Wasserstoff ist in seiner künstlichen Herstellung teuer und nicht in großen Mengen für gasbetriebene Heizungen oder Stromerzeugungsanlagen herstell- und bezahlbar, das ist allen bekannt. Sollte jedoch Wasserstoff in natürlichen Vorkommen in ausreichender Menge vorhanden sein, so ergäben sich ganz neue Möglichkeiten. Die Ingenieure und Techniker, die in diesem Bereich tätig sind, finden hoffentlich auch neue Wege und Mittel, diese Bodenschätze zu heben und zu nutzen.

Ich glaube, dass immer wieder neue Entdeckungen und Erkenntnisse bei der Energiewende helfen werden. Wir müssen technologieoffen bleiben, aber trotzdem wachsam und sparsam mit unseren bis jetzt bekannten Energiequellen umgehen.

Zurück zur „Kommunalen Wärmeplanung“: Wie groß die Aufgabe in diesem Bereich ist, zeigen die Aussagen des Amtes für Umweltschutz vom 29. September 2023:

  • Bis 2035 sollen pro Jahr 27 Kilometer Wärmetrasse hinzukommen und 1.500 Flurstücke an ein Wärmenetz angeschlossen werden.
  • In jedem Jahr soll bei 5.500 Flurstücken ein Heizsystemwechsel erfolgen. Aktuell werden pro Jahr ca. 1.000 Zentralheizungen erneuert oder eingebaut.
  • Während heute 150 Wärmepumpen pro Jahr installiert werden, sollen es künftig 3.400 Stück pro Jahr sein. Das ist mehr als das Zwanzigfache!
  • Zudem soll die Gebäudesanierungsrate, also die energetische Optimierung von Gebäudehüllen mit einer Wärmedämmung, drastisch erhöht werden.

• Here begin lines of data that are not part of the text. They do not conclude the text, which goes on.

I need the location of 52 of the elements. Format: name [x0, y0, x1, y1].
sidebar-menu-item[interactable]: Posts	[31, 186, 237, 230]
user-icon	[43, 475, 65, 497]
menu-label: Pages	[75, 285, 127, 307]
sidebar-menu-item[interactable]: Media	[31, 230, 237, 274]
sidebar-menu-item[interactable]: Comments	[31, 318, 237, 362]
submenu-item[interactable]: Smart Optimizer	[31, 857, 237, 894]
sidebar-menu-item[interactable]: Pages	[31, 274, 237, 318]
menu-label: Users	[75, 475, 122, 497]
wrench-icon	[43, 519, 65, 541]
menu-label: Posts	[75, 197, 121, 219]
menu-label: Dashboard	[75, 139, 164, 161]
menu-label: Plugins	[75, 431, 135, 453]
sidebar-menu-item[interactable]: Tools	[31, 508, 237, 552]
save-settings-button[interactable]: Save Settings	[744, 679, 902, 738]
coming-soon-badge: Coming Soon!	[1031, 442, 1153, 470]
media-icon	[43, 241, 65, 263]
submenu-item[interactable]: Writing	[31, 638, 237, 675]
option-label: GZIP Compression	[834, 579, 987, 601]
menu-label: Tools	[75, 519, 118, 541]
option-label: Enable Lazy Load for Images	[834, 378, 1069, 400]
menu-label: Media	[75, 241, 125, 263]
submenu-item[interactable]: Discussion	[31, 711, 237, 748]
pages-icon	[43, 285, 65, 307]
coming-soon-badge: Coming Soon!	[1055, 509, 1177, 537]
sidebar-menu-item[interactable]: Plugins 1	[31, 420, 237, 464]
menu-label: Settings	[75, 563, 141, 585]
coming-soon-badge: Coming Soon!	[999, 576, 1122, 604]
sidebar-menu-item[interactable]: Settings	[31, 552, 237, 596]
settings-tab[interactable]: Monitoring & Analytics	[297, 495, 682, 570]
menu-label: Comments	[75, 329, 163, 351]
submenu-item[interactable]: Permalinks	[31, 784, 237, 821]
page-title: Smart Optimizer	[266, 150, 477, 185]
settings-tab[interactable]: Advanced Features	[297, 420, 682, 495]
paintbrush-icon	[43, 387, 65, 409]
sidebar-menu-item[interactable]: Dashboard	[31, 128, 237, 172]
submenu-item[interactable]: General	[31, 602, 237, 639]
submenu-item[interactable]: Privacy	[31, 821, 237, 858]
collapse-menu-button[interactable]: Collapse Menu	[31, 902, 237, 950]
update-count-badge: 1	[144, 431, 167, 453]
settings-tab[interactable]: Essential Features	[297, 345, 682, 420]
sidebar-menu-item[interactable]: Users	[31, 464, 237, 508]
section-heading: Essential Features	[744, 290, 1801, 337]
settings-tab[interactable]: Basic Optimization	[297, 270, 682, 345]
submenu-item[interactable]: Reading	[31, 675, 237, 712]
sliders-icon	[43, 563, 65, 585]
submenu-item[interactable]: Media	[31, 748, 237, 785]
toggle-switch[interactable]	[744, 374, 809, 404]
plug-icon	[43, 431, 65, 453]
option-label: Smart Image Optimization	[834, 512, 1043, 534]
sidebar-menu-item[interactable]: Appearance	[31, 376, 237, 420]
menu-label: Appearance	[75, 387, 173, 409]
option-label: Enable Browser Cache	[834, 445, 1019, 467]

Wir Freie Wähler halten die vorliegende Wärmeplanung für eine gute Grundlage, die im Laufe der Zeit fortgeschrieben und nachgeschärft werden muss. Angesichts der ambitionierten Ziele und Vorgaben bleiben dennoch viele Fragen offen, von denen ich einige exemplarisch nennen will:

  • Wie soll ein jährlicher Wärmenetzausbau von 27 Kilometern in Stuttgart realistisch umgesetzt werden? Für solche Großbaustellen braucht es neben den Trägern und Betreibern der Netze, neben dem Geld und den Baufirmen auch die Genehmigungsbehörden, die zum Beispiel verkehrsrechtliche Anordnungen ausstellen müssen.
  • Wie sollen Quartiere, in denen Gasetagenheizungen oder andere kleinteilige Heizsysteme vorherrschen, an Wärmenetze angeschlossen werden?
  • Wer koordiniert die massenhaft erforderlichen Umbaumaßnahmen in den Gebäuden?
  • Wo sind die Ingenieure und Techniker, die den ganzen Wärmeprozess leiten und führen, planen und überwachen können?
  • Haben wir genügend Handwerker, um die Sanierungsrate bei Gebäuden deutlich zu steigern?
  • Sind die vorhandenen Stromleitungen für den erhöhten Bedarf und den erhöhten Durchfluss ausgelegt?
  • Haben die privaten Hauseigentümer ausreichende finanzielle Mittel für Investitionen?

Aus unserer Sicht zeigen diese Fragen noch einmal sehr deutlich, dass die Stadt mit allen Akteuren, die einen Beitrag leisten können, gut zusammenarbeiten muss. Deshalb wiederhole ich hier noch einmal unseren Appell, die EnBW mit ihren Tochterunternehmen als Partner wahrzunehmen, nicht als Gegner.

Vielen Dank für Ihre Aufmerksamkeit!